Talvez isso seja apenas o que ser rico faz com seu rosto.

Porque não há dúvidas de que essa garota também é muito, muito rica. Suas roupas são simples – um suéter e jeans enfiados em botas de couro de cano alto –, mas elas praticamente cheiram a dinheiro. Ela tem cheiro de grana.

Sem falar que apenas gente rica pode curvar a boca da maneira que ela está fazendo agora para o cara de terno que está com ela. Será o seu pai? Ele parece um pouco jovem, e é difícil imaginar que um cara com papada e pele esburacada poderia ser parente dessa verdadeira anja que está parada na minha frente com sua bolsa Louis Vuitton na dobra do braço.

— Sua mãe… — o homem começa a dizer e ela levanta os braços.

— Liga pra ela, então.

— Perdão? — o homem pergunta, franzindo a testa grossa.

— Liga para a minha mãe — ela repete, sua voz carregando um leve sotaque escocês.

Seu queixo está levantado e eu posso sentir a tensão vibrar do corpo dela.

— Nós fomos informados… — o homem diz com um suspiro, mas ela não está cedendo.

— Liga para a minha mãe.

No celular, meu pai faz uma cara séria.

— Está tudo bem? — ele pergunta, e eu olho de volta para minha nova colega de quarto, ainda repetindo imperiosamente o mantra “Liga para a minha mãe” a cada vez que o homem tenta dizer algo.

E agora eu percebo que ele pegou o celular, imagino que para ligar para a mãe dela, e ela continua dizendo isso, de novo e de novo, como um bebê.

— Liga para a minha mãe. Liga para a minha mãe. Liga para a minha mãe.

Talvez seja o jet lag. Talvez seja a estranha sensação que tenho no estômago que se iniciou no momento em que entrei no colégio e a mudança colossal que fiz, mas finalmente bateu.

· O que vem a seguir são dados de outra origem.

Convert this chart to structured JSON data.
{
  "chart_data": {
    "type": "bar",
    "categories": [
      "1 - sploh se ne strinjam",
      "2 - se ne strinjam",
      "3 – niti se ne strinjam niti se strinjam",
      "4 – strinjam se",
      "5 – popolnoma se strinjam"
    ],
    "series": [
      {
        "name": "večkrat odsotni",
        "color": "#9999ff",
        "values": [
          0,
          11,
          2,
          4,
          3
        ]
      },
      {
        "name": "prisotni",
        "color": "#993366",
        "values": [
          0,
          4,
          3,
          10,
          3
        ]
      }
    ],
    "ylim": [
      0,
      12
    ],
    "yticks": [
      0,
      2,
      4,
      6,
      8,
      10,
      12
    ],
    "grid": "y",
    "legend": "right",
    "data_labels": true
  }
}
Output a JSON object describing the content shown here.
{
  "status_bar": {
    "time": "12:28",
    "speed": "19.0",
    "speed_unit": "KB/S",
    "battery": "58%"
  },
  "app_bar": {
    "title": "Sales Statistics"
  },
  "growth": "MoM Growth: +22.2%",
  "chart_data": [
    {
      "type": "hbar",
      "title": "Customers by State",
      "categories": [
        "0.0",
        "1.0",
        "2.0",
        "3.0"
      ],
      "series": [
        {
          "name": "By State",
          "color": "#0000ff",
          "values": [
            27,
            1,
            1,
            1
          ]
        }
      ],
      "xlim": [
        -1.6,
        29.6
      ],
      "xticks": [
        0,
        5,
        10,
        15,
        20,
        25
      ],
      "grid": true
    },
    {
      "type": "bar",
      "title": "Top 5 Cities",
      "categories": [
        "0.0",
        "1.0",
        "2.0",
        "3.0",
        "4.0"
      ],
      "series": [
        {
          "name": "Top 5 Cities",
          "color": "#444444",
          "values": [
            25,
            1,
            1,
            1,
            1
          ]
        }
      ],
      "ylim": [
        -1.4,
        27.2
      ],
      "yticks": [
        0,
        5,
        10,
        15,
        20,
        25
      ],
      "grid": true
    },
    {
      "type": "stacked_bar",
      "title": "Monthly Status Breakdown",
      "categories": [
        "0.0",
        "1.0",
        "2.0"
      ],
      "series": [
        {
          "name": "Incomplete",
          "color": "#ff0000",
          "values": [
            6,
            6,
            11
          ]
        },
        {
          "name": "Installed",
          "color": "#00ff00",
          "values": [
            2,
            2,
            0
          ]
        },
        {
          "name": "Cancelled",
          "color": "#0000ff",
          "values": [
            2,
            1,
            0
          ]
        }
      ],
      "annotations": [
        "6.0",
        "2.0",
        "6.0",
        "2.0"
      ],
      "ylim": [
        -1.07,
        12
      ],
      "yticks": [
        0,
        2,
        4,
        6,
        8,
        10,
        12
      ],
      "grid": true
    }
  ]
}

Eu me viro para olhar para ela e, antes que possa pensar melhor, ouço essas palavras saírem da minha boca:

— Ei. Veruca Salt.

Seus lábios se entreabrem e ela ergue as sobrancelhas ao me encarar.

— Perdão?

Eu nunca quis tanto puxar as palavras de volta para dentro da boca. Michel estava certo sobre eu não gostar de confrontos – é basicamente a coisa que menos gosto, atrás apenas de maionese e jazz. Mas algo sobre o modo de falar dessa garota simplesmente… me incomodou.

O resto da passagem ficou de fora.